Projet porté : Delphine Hyvrier, doctorante UJM/Cité du design / PhD Candidate UJM/Cité du design

2019–en cours

Pour s’adapter à un milieu, les humains développent nécessairement des représentations collectives de la nature, légitimant ainsi leurs relations au vivant. Ces représentations sont médiatisées par des instruments et techniques socialement partagés. Cet ensemble de rapports au milieu, à la fois symboliques et matériels caractérise nos modes d’habiter, nos façons de concevoir des architectures, des objets et de les utiliser quotidiennement. L’imminence des limites atteintes par la non-durabilité de nos modes de vies occidentaux impose une contre-enquête sur nos modes d’habiter et sur les compréhensions et représentations culturelles de la nature qu’ils portent ou favorisent. Ces modes d’habiter ne sont pas immanents, ou strictement rationnels, mais ont été influencés par des contextes historiques, des décisions politiques et leurs applications.

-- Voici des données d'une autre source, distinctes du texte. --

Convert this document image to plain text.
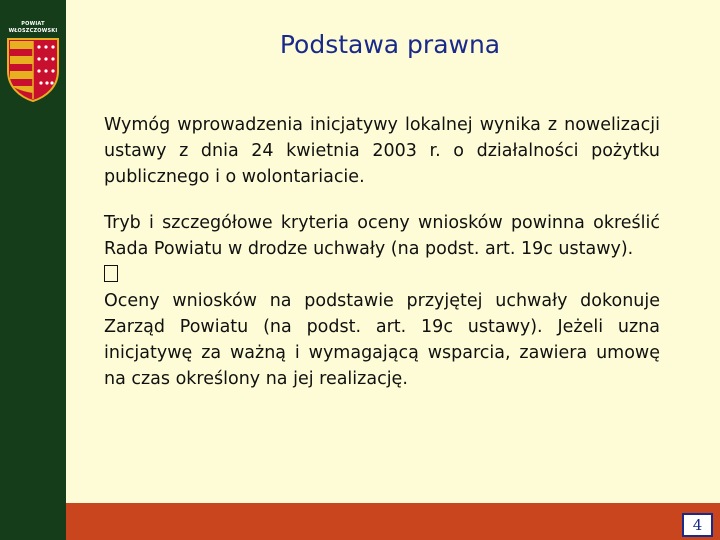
POWIAT
WŁOSZCZOWSKI	Podstawa prawna

Wymóg wprowadzenia inicjatywy lokalnej wynika z nowelizacji ustawy z dnia 24 kwietnia 2003 r. o działalności pożytku publicznego i o wolontariacie.

Tryb i szczegółowe kryteria oceny wniosków powinna określić Rada Powiatu w drodze uchwały (na podst. art. 19c ustawy).

Oceny wniosków na podstawie przyjętej uchwały dokonuje Zarząd Powiatu (na podst. art. 19c ustawy). Jeżeli uzna inicjatywę za ważną i wymagającą wsparcia, zawiera umowę na czas określony na jej realizację.

4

Il existait au début du siècle dernier une grande diversité de modes d’habiter en France, issus d’une multiplicité d’adaptations aux zones géographiques, climats et topographies du pays. La période de la reconstruction au lendemain de la Seconde Guerre Mondiale, a favorisé l’application des théories modernes de l’habiter par le design, l’architecture et l’urbanisme. Ces disciplines, travaillant à l’intersection de problématiques esthétiques, ergonomiques et techniques contribuèrent à réorganiser à une échelle nationale les modes de vie selon des normes et concepts précisément établis. Ces disciplines ont-elles contribué à façonner notre représentation collective actuelle de la nature en standardisant les divers rapports au milieu existant alors ? Comment cette influence opère-t-elle ? Dans des lieux où les représentations de la nature sont nombreuses et clivantes, comment habite-t-on ensemble une nature multiple ?


Par Simone Fehlinger


⚠️
Votre navigateur est obsolète, l’affichage des contenus n’est pas garanti.
Veuillez effectuer une mise à jour.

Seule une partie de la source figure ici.